Postgresql Upgrades and Maintenance with CloudNativePG cluster#

Intended audience

sysadm staff members

Regarding postgresql, there are 2 kinds of upgrade, either the postgresql cluster database’s version used or the cloudnative-pg operator’s version.

Note that it’s always necessary to look at the changelog of the new release to ensure no footgun can occur during the upgrade process.

Upgrade#

Whatever the tool to upgrade, the behavior of the postgresql clusters will remain the same.

When high availability is configured, a rollout update of the postgresql clusters will occur. That means, upgrade is starting first with standby(s) then the primary (when everything went fine with standbys). This ensures no downtime occurs for the database clusters.

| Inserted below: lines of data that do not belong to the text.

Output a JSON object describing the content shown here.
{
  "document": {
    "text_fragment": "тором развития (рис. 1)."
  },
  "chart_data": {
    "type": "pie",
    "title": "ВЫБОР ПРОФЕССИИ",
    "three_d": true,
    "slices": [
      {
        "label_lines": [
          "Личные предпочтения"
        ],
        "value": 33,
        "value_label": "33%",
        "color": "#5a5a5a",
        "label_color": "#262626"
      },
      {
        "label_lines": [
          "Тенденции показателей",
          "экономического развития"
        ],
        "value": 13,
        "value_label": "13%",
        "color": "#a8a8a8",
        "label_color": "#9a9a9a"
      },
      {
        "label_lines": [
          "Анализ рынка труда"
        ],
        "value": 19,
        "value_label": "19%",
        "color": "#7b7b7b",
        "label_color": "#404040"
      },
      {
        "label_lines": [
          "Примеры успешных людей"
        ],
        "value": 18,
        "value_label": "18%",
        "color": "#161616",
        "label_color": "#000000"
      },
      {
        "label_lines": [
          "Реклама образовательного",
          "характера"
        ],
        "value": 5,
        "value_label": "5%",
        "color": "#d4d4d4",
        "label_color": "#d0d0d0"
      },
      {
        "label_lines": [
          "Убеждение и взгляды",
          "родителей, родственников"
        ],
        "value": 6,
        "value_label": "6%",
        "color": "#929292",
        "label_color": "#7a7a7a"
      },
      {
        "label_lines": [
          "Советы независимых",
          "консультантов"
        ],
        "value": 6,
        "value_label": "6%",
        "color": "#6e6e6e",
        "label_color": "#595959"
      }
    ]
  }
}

When no high availability is configured, as there is no standby to relay the primary, then downtime can occur. It’s ok for testing environment like the staging-next-version environment.

Postgresql upgrade#

For the postgresql version, we are using an ImageCatalog kind object. This is a dictionary which references the major version of the postgresql images to use. Currently, all databases are using the version 17.

Major or minor version, it’s up to the cloudnative-pg operator to manage the database upgrades properly.

minor version#

Minor upgrade can happen when we update the image catalog.

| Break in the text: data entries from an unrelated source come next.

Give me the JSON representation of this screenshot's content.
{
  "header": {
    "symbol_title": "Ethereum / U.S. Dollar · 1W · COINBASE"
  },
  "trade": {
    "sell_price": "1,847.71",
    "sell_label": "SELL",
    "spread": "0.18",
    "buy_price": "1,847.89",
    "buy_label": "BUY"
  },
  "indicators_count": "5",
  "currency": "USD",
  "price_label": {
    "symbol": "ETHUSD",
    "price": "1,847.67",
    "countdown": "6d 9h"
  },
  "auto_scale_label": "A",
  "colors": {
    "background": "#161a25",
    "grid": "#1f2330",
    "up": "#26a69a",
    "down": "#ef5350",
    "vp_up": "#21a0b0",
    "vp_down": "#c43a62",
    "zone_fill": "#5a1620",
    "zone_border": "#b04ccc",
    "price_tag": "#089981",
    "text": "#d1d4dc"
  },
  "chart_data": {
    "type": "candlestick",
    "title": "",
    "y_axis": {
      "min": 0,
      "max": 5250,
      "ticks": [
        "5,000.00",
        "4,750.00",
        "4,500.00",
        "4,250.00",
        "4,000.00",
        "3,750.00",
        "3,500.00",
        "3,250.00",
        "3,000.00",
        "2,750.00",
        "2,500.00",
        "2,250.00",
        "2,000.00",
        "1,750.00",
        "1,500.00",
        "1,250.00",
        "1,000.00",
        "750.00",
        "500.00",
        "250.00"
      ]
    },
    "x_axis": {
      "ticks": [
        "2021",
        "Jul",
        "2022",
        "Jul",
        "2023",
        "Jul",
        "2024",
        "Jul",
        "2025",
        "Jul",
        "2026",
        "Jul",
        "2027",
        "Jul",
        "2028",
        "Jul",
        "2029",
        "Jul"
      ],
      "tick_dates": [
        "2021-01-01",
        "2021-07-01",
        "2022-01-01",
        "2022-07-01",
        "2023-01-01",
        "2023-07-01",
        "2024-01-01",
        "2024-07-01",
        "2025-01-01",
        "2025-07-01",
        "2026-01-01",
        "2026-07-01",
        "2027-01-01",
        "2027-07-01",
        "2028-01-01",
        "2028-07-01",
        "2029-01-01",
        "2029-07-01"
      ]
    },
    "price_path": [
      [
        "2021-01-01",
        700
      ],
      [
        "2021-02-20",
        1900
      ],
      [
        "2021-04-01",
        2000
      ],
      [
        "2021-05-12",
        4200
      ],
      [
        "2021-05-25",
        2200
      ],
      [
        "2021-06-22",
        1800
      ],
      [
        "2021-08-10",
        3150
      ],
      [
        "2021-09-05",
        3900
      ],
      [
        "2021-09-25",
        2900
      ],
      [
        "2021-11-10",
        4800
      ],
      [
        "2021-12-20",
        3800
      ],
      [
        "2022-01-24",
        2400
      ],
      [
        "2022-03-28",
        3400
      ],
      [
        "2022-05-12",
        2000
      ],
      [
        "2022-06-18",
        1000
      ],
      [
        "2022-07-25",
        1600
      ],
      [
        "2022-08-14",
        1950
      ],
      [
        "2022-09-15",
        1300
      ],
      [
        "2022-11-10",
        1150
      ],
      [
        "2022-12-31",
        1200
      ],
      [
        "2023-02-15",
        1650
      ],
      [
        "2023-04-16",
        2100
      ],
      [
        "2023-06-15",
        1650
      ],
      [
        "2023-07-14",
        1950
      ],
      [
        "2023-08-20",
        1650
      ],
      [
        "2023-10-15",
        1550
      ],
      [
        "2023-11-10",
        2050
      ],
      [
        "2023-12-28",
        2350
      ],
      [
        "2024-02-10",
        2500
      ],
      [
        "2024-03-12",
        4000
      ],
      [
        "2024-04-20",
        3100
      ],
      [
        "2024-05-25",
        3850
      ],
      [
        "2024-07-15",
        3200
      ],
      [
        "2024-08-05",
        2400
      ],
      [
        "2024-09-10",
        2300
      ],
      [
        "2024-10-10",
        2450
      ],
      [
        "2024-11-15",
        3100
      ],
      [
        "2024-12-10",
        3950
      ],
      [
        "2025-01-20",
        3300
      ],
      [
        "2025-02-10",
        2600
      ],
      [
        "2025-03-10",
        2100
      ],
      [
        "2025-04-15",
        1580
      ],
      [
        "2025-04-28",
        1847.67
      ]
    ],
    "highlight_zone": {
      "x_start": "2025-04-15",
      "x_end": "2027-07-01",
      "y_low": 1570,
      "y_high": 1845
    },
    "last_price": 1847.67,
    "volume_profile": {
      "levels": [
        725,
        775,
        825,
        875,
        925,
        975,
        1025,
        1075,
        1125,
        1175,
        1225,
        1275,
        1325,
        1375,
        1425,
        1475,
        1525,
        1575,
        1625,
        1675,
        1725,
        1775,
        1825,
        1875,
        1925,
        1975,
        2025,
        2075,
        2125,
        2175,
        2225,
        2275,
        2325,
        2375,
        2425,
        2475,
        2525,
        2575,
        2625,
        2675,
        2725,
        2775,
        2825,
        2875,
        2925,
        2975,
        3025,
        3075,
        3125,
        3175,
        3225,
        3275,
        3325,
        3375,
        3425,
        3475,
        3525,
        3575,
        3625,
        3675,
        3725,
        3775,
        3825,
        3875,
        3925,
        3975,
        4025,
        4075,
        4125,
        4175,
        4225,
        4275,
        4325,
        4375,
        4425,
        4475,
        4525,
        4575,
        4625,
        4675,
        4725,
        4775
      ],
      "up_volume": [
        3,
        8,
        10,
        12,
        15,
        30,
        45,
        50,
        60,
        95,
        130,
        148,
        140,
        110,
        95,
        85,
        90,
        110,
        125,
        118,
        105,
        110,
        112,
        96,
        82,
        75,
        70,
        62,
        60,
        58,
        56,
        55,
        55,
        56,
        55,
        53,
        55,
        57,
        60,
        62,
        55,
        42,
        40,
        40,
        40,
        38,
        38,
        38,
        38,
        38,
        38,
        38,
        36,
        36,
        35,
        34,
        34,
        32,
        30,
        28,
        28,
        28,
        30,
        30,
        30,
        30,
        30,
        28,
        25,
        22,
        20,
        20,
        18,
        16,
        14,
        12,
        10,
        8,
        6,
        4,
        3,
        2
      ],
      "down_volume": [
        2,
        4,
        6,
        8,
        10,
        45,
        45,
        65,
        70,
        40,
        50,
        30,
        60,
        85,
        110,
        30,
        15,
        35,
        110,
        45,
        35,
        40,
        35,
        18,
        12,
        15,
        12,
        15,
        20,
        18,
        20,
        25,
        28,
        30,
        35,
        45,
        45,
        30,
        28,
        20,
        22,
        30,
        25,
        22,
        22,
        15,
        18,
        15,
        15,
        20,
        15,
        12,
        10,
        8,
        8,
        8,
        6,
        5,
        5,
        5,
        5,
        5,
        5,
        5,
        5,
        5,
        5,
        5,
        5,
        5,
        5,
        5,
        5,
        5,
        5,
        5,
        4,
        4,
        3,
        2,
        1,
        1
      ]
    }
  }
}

To upgrade such ImageCatalog, retrieve the latest version and merge it in swh-charts’s repository file. Commit and push the commit changes. At the next argocd sync, this will trigger a rollout update of the postgresql clusters.

See the official documentation on minor version upgrades for more information.

major version#

The major version is declared in swh-charts’ repository and can be managed per cluster declaration. It’s currently declared globally but can be overridden per instance. Commit and push the commit changes. At the next argocd sync, this will trigger a rollout update of the postgresql clusters.

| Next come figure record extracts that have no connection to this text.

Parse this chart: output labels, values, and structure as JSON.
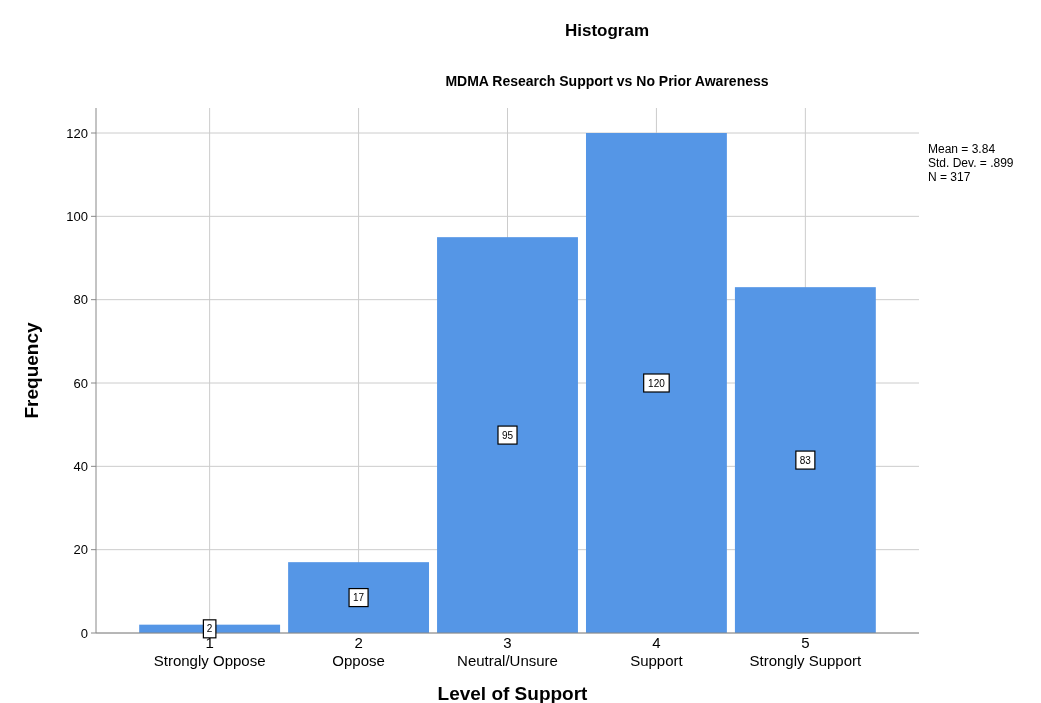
{
  "chart_data": {
    "type": "bar",
    "title": "Histogram",
    "subtitle": "MDMA Research Support vs No Prior Awareness",
    "xlabel": "Level of Support",
    "ylabel": "Frequency",
    "categories": [
      "1\nStrongly Oppose",
      "2\nOppose",
      "3\nNeutral/Unsure",
      "4\nSupport",
      "5\nStrongly Support"
    ],
    "values": [
      2,
      17,
      95,
      120,
      83
    ],
    "color": "#5596e6",
    "ylim": [
      0,
      126
    ],
    "yticks": [
      0,
      20,
      40,
      60,
      80,
      100,
      120
    ],
    "grid": true,
    "data_labels": true,
    "annotations": [
      "Mean = 3.84",
      "Std. Dev. = .899",
      "N = 317"
    ]
  }
}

See the official documentation on major version upgrades for more information.

Postgresql Operator upgrade#

The cloudnative-pg operator is managed through the swh-charts repository, with the cluster-configuration chart. Update the version key entry either globally or in the specific cluster version first (to restrict changes).

In the same way described previously, there will be an update of the cloudnative-pg operator then a rollout update of the postgresql clusters.

Kubernetes Upgrade#

Usual kubernetes upgrade happens automatically when nodes are drained. The behavior will depend on how the postgresql cluster is configured. Overall, it’s the cloudnative-pg operator which drives the behavior of the clusters when this occurs.

The following chapters will described what’s expected per environment.

staging#

As mentioned in the document about postgresql instance, the staging kubernetes cluster has postgresql clusters configured with one primary and one standby.

When a node is drained, any primary from a database cluster, when present on that node, will be evicted. Ahead of this drain, the postgresql operator will switchover the standby(s) (present in another kubernetes cluster node) as primary [1]. This ensures no downtime as the database remains available. Any standby(s) are also evicted from the node. This will not create any downtime either since the primary will remain untouched (in that case, the primary runs elsewhere).

[1] Providing there is no issue in that cluster (inconsistent replication, …)

staging-next-version#

As there is no high availability in this kubernetes environment, there will be downtime when upgrading to a new version. The pod with the only database instance will be stopped for the upgrade part.

If we want to absolutely avoid the downtime, the simpler way is to first stop the next-version environment. And then proceed with the usual upgrade. That way, no services will be using the impacted databases during the upgrade.

production#

Nothing yet.